2ª - O disposto no n.º 1 do art. 115º impede que se conclua que a remissão feita pelo art. 117º esteja a referir-se ao direito de acusar. Na verdade, se a remissão do art. 117º para o art. 115º do C. Penal estivesse a referir-se ao exercício do direito de acusar, como é defendido na decisão recorrida, então, nesse caso, em coerência, o direito de acusar extinguia-se no prazo de seis meses a contar da data em que o titular tivesse conhecimento do facto (art. 115º/1), o que não fazia qualquer tipo de sentido.
3ª - Limitando-se a referida remissão legal a versar sobre o direito de queixa, então, a argumentação desenvolvida na decisão recorrida cai imediatamente por terra, não existindo qualquer justificação para a extinção do procedimento criminal, uma vez que o recorrente exerceu o seu direito de queixa em relação a todos os arguidos.

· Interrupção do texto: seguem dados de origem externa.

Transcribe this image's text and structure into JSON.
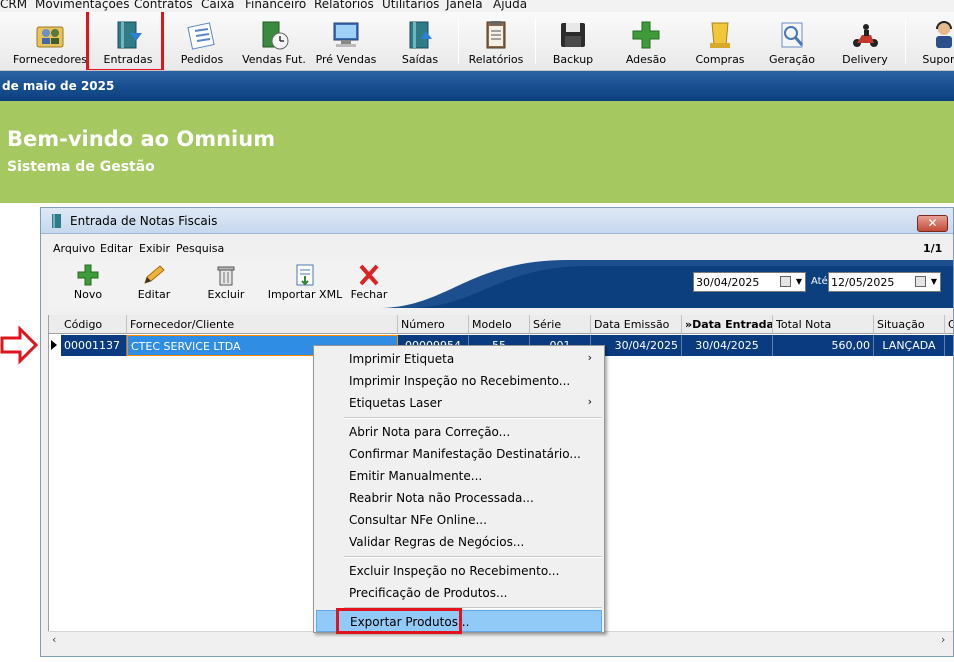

4ª - O ofendido de um crime de natureza particular, mesmo que cometido em comparticipação, tem direito a avaliar a prova produzida durante o inquérito, à semelhança daquilo que acontece com o Ministério Público nos crimes de natureza semi-pública e pública e de agir livremente em relação a cada um dos arguidos, deduzindo, ou não, acusação, conforme entenda que estão, ou não, verificados indícios suficientes da prática do crime.

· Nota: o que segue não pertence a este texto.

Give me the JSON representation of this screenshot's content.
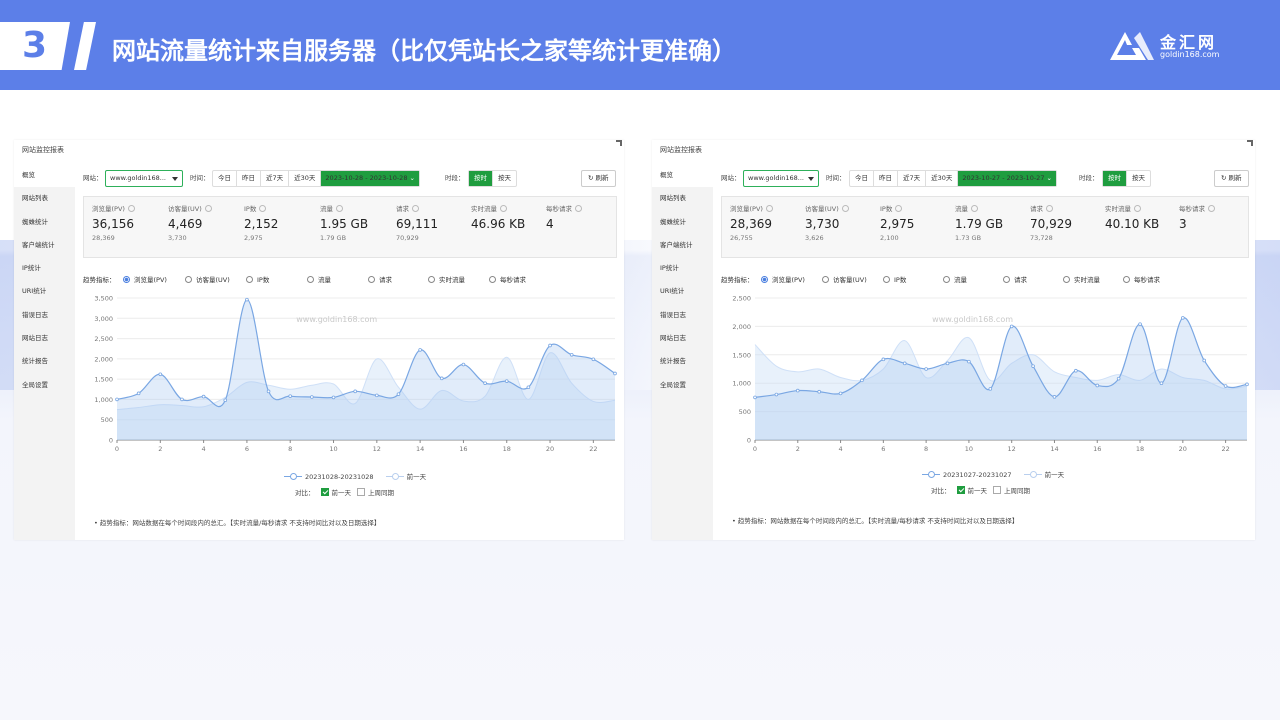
{
  "header": {
    "number": "3",
    "title": "网站流量统计来自服务器（比仅凭站长之家等统计更准确）"
  },
  "logo": {
    "cn": "金汇网",
    "en": "goldin168.com"
  },
  "colors": {
    "accent": "#5c7fe8",
    "green": "#1f9d3f",
    "series_current": "#7aa7e3",
    "series_prev": "#cfe0f7"
  },
  "panels": [
    {
      "title": "网站监控报表",
      "sidebar": [
        "概览",
        "网站列表",
        "蜘蛛统计",
        "客户端统计",
        "IP统计",
        "URI统计",
        "错误日志",
        "网站日志",
        "统计报告",
        "全局设置"
      ],
      "site_label": "网站：",
      "site_value": "www.goldin168...",
      "time_label": "时间：",
      "time_buttons": [
        "今日",
        "昨日",
        "近7天",
        "近30天"
      ],
      "date_range": "2023-10-28 - 2023-10-28",
      "period_label": "时段：",
      "period_buttons": [
        "按时",
        "按天"
      ],
      "refresh": "刷新",
      "stats": [
        {
          "label": "浏览量(PV)",
          "value": "36,156",
          "sub": "28,369"
        },
        {
          "label": "访客量(UV)",
          "value": "4,469",
          "sub": "3,730"
        },
        {
          "label": "IP数",
          "value": "2,152",
          "sub": "2,975"
        },
        {
          "label": "流量",
          "value": "1.95 GB",
          "sub": "1.79 GB"
        },
        {
          "label": "请求",
          "value": "69,111",
          "sub": "70,929"
        },
        {
          "label": "实时流量",
          "value": "46.96 KB",
          "sub": ""
        },
        {
          "label": "每秒请求",
          "value": "4",
          "sub": ""
        }
      ],
      "metrics_label": "趋势指标：",
      "metrics": [
        "浏览量(PV)",
        "访客量(UV)",
        "IP数",
        "流量",
        "请求",
        "实时流量",
        "每秒请求"
      ],
      "watermark": "www.goldin168.com",
      "legend": [
        "20231028-20231028",
        "前一天"
      ],
      "compare_label": "对比：",
      "compare_options": [
        "前一天",
        "上周同期"
      ],
      "note": "• 趋势指标：网站数据在每个时间段内的总汇。【实时流量/每秒请求 不支持时间比对以及日期选择】"
    },
    {
      "title": "网站监控报表",
      "sidebar": [
        "概览",
        "网站列表",
        "蜘蛛统计",
        "客户端统计",
        "IP统计",
        "URI统计",
        "错误日志",
        "网站日志",
        "统计报告",
        "全局设置"
      ],
      "site_label": "网站：",
      "site_value": "www.goldin168...",
      "time_label": "时间：",
      "time_buttons": [
        "今日",
        "昨日",
        "近7天",
        "近30天"
      ],
      "date_range": "2023-10-27 - 2023-10-27",
      "period_label": "时段：",
      "period_buttons": [
        "按时",
        "按天"
      ],
      "refresh": "刷新",
      "stats": [
        {
          "label": "浏览量(PV)",
          "value": "28,369",
          "sub": "26,755"
        },
        {
          "label": "访客量(UV)",
          "value": "3,730",
          "sub": "3,626"
        },
        {
          "label": "IP数",
          "value": "2,975",
          "sub": "2,100"
        },
        {
          "label": "流量",
          "value": "1.79 GB",
          "sub": "1.73 GB"
        },
        {
          "label": "请求",
          "value": "70,929",
          "sub": "73,728"
        },
        {
          "label": "实时流量",
          "value": "40.10 KB",
          "sub": ""
        },
        {
          "label": "每秒请求",
          "value": "3",
          "sub": ""
        }
      ],
      "metrics_label": "趋势指标：",
      "metrics": [
        "浏览量(PV)",
        "访客量(UV)",
        "IP数",
        "流量",
        "请求",
        "实时流量",
        "每秒请求"
      ],
      "watermark": "www.goldin168.com",
      "legend": [
        "20231027-20231027",
        "前一天"
      ],
      "compare_label": "对比：",
      "compare_options": [
        "前一天",
        "上周同期"
      ],
      "note": "• 趋势指标：网站数据在每个时间段内的总汇。【实时流量/每秒请求 不支持时间比对以及日期选择】"
    }
  ],
  "chart_data": [
    {
      "type": "area",
      "x": [
        0,
        1,
        2,
        3,
        4,
        5,
        6,
        7,
        8,
        9,
        10,
        11,
        12,
        13,
        14,
        15,
        16,
        17,
        18,
        19,
        20,
        21,
        22,
        23
      ],
      "xticks": [
        "0",
        "2",
        "4",
        "6",
        "8",
        "10",
        "12",
        "14",
        "16",
        "18",
        "20",
        "22"
      ],
      "yticks": [
        "0",
        "500",
        "1,000",
        "1,500",
        "2,000",
        "2,500",
        "3,000",
        "3,500"
      ],
      "ylim": [
        0,
        3500
      ],
      "series": [
        {
          "name": "20231028-20231028",
          "values": [
            1000,
            1150,
            1620,
            1000,
            1070,
            980,
            3460,
            1200,
            1080,
            1060,
            1050,
            1200,
            1100,
            1130,
            2220,
            1520,
            1860,
            1400,
            1450,
            1300,
            2330,
            2100,
            1990,
            1640
          ]
        },
        {
          "name": "前一天",
          "values": [
            750,
            800,
            870,
            850,
            820,
            1050,
            1420,
            1350,
            1250,
            1350,
            1380,
            900,
            2000,
            1300,
            760,
            1220,
            960,
            1080,
            2040,
            1000,
            2150,
            1400,
            950,
            980
          ]
        }
      ]
    },
    {
      "type": "area",
      "x": [
        0,
        1,
        2,
        3,
        4,
        5,
        6,
        7,
        8,
        9,
        10,
        11,
        12,
        13,
        14,
        15,
        16,
        17,
        18,
        19,
        20,
        21,
        22,
        23
      ],
      "xticks": [
        "0",
        "2",
        "4",
        "6",
        "8",
        "10",
        "12",
        "14",
        "16",
        "18",
        "20",
        "22"
      ],
      "yticks": [
        "0",
        "500",
        "1,000",
        "1,500",
        "2,000",
        "2,500"
      ],
      "ylim": [
        0,
        2500
      ],
      "series": [
        {
          "name": "20231027-20231027",
          "values": [
            750,
            800,
            870,
            850,
            820,
            1050,
            1420,
            1350,
            1250,
            1350,
            1380,
            900,
            2000,
            1300,
            760,
            1220,
            960,
            1080,
            2040,
            1000,
            2150,
            1400,
            950,
            980
          ]
        },
        {
          "name": "前一天",
          "values": [
            1680,
            1300,
            1200,
            1250,
            1100,
            1050,
            1250,
            1750,
            1100,
            1400,
            1800,
            1050,
            1350,
            1500,
            1200,
            1100,
            1050,
            1150,
            1050,
            1250,
            1100,
            1050,
            900,
            950
          ]
        }
      ]
    }
  ]
}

5ª - O recorrente consultou os autos e decidiu não acusar F………., E………., G………., I………. e H………., porque entendeu que o inquérito não continha indícios suficientes para que eles fossem a julgamento.
6ª - A remissão que o art. 117º do C. Penal faz para o art. 116º do C. Penal apenas estabelece que o regime da renúncia e da desistência da queixa dos crimes particulares é o mesmo que está consagrado para os crimes semi-públicos ( art. 116º do C. Penal ).
7ª - A propósito da referida remissão legal, não faz qualquer sentido estar a falar de uma renúncia ou de uma desistência do direito de acusação particular, uma vez que tais ‘figuras’ não têm qualquer consagração ao nível do direito processual penal.
8ª - A remissão que o art. 117º do C. Penal faz para o art. 116º do C. Penal não justifica a extinção do presente procedimento criminal, uma vez que o recorrente não renunciou à queixa, nem desistiu da queixa, em relação aos arguidos.
9ª - Mesmo que se entenda que a remissão do art. 117º para o art. 116º do C. Penal consagra a possibilidade de existir renúncia e uma desistência do direito de acusação particular, então, mesmo nesse caso, continua a não existir qualquer justificação para extinguir o presente procedimento criminal, uma vez que a decisão de não acusar os arguidos F………., E………., G………., I………. e H………. não significa uma renúncia ou uma desistência do direito de acusação particular.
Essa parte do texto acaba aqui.